Bu taahhüt çerçevesinde toplumsal cinsiyet eşitliği ve adaleti konusunda farkındalığının artırılması, “Toplumsal Cinsiyet Eşitliği” derslerinin konması, kampüslerde cinsel saldırı ve tacizle mücadele edilmesi, Kadın Sorunları Araştırma ve Uygulama Merkezlerinin açılması gibi düzenlemeler yapılmıştı.
Ancak, geçtiğimiz günlerde toplumsal cinsiyet eşitliği kavramına, murat edilenin dışında anlamlar yüklendiği, bunların toplumsal değerlerimize uygun olmadığı, toplumca kabul edilmediği bu nedenle de ders, konferans ve seminerlerin, “Türk toplumunun aile kavramı başta olmak üzere sahip olduğu üstün değerlerin açığa çıkarılmasına özen gösterilerek” ve Adalet Temelli Kadın Çalışmaları anlayışı ile belirlenmesi gerektiği vurgulandı. Burada iki nokta belirgin şekilde ortaya çıkıyor.
* Toplumsal cinsiyet eşitliği kavramı çerçevesinde yapılan çalışmalardan, tartışmalardan rahatsızlık duyulmaktadır.
* Eşitlik kavramından rahatsızlık duyulmakta, yerine adalet kavramı önerilmektedir.
Toplumsal cinsiyet eşitliği araştırmaları ve tartışmaları kadınların ekonomik, sosyal, siyasal, kültürel alandaki sorunları, bunların arkasındaki yapısal sebepler, çözüm önerileri vb. konuları içermiştir. Sadece kadınlar/kadınlık konuları ile sınırlı kalmayarak; bir kurum olarak aile, erkeklik, aile kurumunun ve erkekliği hegemonik yapısı, cinsiyet kimliği ve cinsel yönelim farklılıkları, LGBTİ sorunları, karşılaştıkları ayrımcılık, homofobi/transfobi ile mücadele, Queer Teori vb. konuları da kaçınılmaz olarak ele almıştır.
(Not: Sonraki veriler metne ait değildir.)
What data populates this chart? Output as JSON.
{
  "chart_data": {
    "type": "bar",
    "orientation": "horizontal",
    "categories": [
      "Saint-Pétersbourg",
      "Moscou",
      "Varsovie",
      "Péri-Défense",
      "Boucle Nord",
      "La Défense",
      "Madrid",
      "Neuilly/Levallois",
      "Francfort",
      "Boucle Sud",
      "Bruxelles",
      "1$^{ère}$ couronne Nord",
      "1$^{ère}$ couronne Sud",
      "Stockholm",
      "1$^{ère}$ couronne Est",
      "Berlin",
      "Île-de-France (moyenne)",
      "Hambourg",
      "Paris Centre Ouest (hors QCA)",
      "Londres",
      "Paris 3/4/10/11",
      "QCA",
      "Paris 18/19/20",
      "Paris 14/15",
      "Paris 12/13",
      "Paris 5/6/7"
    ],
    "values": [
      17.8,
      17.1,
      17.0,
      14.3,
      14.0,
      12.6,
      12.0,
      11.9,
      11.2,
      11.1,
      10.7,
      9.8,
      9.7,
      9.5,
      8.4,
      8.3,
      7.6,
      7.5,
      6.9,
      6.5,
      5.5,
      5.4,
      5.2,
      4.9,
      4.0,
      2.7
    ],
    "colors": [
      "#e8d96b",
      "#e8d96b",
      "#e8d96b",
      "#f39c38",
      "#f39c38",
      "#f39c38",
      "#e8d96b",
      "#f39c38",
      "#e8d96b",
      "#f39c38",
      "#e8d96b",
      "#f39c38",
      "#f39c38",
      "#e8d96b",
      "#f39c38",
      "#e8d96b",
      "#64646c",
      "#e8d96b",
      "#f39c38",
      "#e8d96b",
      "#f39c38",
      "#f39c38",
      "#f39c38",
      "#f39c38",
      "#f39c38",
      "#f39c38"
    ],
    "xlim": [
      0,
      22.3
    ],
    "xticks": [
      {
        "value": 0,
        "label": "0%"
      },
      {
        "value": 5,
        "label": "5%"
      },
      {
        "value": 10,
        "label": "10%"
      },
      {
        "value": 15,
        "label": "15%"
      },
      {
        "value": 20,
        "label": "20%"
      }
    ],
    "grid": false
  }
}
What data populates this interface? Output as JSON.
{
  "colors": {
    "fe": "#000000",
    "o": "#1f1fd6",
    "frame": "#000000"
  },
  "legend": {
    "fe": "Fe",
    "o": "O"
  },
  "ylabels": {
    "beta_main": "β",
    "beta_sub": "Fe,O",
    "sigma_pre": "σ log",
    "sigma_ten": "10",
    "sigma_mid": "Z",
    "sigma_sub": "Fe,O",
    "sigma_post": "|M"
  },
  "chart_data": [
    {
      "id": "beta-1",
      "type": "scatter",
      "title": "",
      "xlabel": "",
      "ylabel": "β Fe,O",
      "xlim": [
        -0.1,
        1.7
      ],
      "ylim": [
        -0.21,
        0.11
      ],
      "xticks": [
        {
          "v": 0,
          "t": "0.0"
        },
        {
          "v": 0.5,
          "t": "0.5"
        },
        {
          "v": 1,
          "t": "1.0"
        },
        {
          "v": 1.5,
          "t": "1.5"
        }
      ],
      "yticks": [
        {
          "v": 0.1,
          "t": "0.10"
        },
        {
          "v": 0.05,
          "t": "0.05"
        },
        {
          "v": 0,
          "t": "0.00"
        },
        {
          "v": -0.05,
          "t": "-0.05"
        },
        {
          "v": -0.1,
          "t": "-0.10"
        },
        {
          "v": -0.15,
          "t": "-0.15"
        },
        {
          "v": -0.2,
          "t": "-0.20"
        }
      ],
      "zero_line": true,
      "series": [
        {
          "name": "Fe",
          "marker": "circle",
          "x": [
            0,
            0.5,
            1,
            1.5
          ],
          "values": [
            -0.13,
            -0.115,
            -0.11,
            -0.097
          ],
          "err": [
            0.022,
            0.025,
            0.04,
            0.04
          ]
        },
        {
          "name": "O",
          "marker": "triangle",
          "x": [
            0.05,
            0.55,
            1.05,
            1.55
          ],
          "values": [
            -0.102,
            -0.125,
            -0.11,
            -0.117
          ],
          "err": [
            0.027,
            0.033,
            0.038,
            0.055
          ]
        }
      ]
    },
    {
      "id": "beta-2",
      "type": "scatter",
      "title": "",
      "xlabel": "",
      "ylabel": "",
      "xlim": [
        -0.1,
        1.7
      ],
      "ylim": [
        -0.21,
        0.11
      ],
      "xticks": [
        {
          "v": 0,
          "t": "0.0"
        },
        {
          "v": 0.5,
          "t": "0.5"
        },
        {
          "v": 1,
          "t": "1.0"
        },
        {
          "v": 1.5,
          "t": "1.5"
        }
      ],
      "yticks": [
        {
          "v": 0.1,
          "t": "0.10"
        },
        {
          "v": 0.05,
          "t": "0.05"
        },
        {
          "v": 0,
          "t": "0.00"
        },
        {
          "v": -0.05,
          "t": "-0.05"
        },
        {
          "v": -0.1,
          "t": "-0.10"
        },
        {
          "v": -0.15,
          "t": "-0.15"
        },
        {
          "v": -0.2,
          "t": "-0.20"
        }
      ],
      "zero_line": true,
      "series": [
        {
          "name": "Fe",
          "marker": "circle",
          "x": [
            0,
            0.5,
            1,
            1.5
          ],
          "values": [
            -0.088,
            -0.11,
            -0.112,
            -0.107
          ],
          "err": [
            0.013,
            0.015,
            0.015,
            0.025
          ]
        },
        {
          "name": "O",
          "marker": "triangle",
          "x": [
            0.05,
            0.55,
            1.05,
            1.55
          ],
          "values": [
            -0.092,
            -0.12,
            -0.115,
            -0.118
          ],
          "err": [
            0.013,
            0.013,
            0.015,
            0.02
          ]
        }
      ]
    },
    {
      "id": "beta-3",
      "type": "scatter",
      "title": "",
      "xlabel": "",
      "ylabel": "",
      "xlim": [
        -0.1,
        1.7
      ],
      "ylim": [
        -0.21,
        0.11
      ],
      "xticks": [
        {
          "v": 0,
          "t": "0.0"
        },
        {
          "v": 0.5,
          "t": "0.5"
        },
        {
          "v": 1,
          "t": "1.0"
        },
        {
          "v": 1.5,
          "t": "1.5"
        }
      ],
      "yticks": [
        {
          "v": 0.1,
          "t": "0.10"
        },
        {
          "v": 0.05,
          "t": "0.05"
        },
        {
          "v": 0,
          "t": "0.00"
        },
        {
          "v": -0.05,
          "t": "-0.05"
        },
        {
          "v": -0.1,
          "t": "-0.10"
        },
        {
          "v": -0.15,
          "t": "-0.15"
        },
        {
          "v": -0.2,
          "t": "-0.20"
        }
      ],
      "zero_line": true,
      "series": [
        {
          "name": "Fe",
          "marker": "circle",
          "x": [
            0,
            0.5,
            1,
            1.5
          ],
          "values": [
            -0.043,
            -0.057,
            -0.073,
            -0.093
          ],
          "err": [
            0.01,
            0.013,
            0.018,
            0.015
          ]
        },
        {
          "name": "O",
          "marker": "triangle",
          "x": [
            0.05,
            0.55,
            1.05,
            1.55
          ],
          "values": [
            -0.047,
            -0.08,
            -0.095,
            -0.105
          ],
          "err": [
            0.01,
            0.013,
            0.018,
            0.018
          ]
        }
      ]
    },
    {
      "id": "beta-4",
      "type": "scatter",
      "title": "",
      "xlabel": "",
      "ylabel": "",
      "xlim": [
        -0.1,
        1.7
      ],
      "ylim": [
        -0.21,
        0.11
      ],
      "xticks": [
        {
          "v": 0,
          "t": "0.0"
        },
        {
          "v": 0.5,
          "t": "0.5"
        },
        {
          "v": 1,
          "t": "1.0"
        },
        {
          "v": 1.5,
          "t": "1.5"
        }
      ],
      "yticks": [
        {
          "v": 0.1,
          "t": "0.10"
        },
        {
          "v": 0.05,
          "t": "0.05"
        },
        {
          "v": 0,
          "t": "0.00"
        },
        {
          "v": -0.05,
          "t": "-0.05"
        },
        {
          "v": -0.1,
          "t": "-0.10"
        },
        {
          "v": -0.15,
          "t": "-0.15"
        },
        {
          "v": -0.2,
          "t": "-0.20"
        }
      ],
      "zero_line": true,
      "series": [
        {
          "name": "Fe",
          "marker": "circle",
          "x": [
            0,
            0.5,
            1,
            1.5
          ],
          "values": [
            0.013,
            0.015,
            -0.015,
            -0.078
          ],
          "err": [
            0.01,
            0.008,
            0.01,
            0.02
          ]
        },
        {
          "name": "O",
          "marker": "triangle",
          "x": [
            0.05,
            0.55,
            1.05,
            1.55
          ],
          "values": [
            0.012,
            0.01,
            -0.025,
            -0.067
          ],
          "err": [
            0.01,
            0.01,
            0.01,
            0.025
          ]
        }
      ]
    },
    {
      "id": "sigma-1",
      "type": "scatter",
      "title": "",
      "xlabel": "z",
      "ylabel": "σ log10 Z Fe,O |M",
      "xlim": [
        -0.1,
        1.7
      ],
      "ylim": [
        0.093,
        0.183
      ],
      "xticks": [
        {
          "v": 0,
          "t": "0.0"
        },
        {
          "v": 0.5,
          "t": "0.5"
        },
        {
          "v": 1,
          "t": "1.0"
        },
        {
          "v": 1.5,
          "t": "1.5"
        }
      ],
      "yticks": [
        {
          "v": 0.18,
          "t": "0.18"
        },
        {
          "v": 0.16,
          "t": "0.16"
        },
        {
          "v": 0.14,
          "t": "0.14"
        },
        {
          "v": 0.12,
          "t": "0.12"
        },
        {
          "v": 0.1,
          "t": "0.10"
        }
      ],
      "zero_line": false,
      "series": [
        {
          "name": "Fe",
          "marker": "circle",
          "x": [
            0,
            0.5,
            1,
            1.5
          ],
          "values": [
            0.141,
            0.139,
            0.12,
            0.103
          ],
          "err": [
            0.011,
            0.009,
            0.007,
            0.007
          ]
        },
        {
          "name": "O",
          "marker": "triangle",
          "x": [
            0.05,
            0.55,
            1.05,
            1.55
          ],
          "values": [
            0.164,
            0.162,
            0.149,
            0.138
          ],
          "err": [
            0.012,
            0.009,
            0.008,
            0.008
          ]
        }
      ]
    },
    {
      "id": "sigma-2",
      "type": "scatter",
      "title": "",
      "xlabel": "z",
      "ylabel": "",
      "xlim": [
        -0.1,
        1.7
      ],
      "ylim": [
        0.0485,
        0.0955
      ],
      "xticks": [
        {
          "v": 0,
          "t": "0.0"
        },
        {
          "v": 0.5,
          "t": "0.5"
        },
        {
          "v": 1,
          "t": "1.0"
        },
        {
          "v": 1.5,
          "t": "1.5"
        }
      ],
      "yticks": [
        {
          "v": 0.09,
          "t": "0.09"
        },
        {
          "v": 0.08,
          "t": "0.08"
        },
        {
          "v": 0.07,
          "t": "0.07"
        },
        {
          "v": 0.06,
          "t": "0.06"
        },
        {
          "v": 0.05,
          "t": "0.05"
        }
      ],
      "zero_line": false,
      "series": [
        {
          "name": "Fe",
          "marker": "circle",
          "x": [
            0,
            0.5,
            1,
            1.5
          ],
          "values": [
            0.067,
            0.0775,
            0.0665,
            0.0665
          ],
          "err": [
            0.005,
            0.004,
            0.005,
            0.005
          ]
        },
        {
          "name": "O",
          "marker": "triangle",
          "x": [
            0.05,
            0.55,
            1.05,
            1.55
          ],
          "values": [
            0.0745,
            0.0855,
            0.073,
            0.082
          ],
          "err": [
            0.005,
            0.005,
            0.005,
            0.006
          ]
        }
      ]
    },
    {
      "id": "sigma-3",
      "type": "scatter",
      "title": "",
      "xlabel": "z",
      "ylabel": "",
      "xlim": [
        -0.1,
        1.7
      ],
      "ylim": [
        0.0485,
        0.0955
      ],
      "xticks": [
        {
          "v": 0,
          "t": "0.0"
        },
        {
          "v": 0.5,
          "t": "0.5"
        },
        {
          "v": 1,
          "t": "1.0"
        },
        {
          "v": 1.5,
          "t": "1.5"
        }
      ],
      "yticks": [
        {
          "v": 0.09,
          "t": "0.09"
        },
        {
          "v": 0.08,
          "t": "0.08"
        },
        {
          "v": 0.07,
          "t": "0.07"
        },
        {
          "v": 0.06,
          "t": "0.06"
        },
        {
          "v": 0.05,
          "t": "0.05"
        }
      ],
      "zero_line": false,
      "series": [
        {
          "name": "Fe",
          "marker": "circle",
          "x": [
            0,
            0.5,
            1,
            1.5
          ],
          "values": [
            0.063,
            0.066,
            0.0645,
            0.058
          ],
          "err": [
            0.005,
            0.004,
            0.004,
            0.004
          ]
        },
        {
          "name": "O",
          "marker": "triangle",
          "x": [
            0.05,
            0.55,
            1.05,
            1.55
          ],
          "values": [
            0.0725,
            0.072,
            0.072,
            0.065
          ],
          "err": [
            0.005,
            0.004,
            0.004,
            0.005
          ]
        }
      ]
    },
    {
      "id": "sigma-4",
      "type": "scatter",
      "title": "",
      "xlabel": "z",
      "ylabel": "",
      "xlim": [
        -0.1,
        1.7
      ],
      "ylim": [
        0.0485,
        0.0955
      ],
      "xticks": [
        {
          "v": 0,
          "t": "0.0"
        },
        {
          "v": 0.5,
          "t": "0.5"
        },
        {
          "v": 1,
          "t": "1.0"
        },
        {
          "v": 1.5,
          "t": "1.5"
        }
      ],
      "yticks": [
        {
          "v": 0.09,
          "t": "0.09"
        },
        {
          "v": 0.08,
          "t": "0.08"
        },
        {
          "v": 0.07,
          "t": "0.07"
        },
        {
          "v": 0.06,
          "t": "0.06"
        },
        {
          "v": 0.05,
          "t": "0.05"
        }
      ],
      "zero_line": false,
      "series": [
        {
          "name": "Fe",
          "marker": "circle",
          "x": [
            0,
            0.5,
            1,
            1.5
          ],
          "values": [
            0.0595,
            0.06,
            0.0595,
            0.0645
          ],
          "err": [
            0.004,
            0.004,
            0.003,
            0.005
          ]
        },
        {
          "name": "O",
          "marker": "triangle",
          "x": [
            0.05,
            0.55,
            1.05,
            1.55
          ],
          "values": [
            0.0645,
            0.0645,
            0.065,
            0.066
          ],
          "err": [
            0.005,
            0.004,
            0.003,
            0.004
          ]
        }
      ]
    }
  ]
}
Uluslararası literatürde toplumsal cinsiyet tartışmalarının ayrılmaz parçası olan LGBTİ’ler, Türkiye’de de akademik çalışmalarda, sivil toplum faaliyetlerinde ve hak arama mücadelesinde daha çok görülüyorlar. LGBTİ hakları, bütünsel insan haklarına ek olarak kendi özgüllükleri içinde ele alınıyor. Cinsel yönelime dayalı ayrımcılığa da diğer ayrımcılık türleri gibi karşı çıkılması düşüncesi yaygınlaşıyor.
Kadınların ve LGBTİ bireylerin hak arama mücadeleleri tüm eksikliklerine ve aksaklıklarına rağmen çok ciddi bir egemenlik/hegemonya tehdidi olarak algılanıyor. Muhafazakar toplumsal yapı kurgusu ile uyuşmuyor.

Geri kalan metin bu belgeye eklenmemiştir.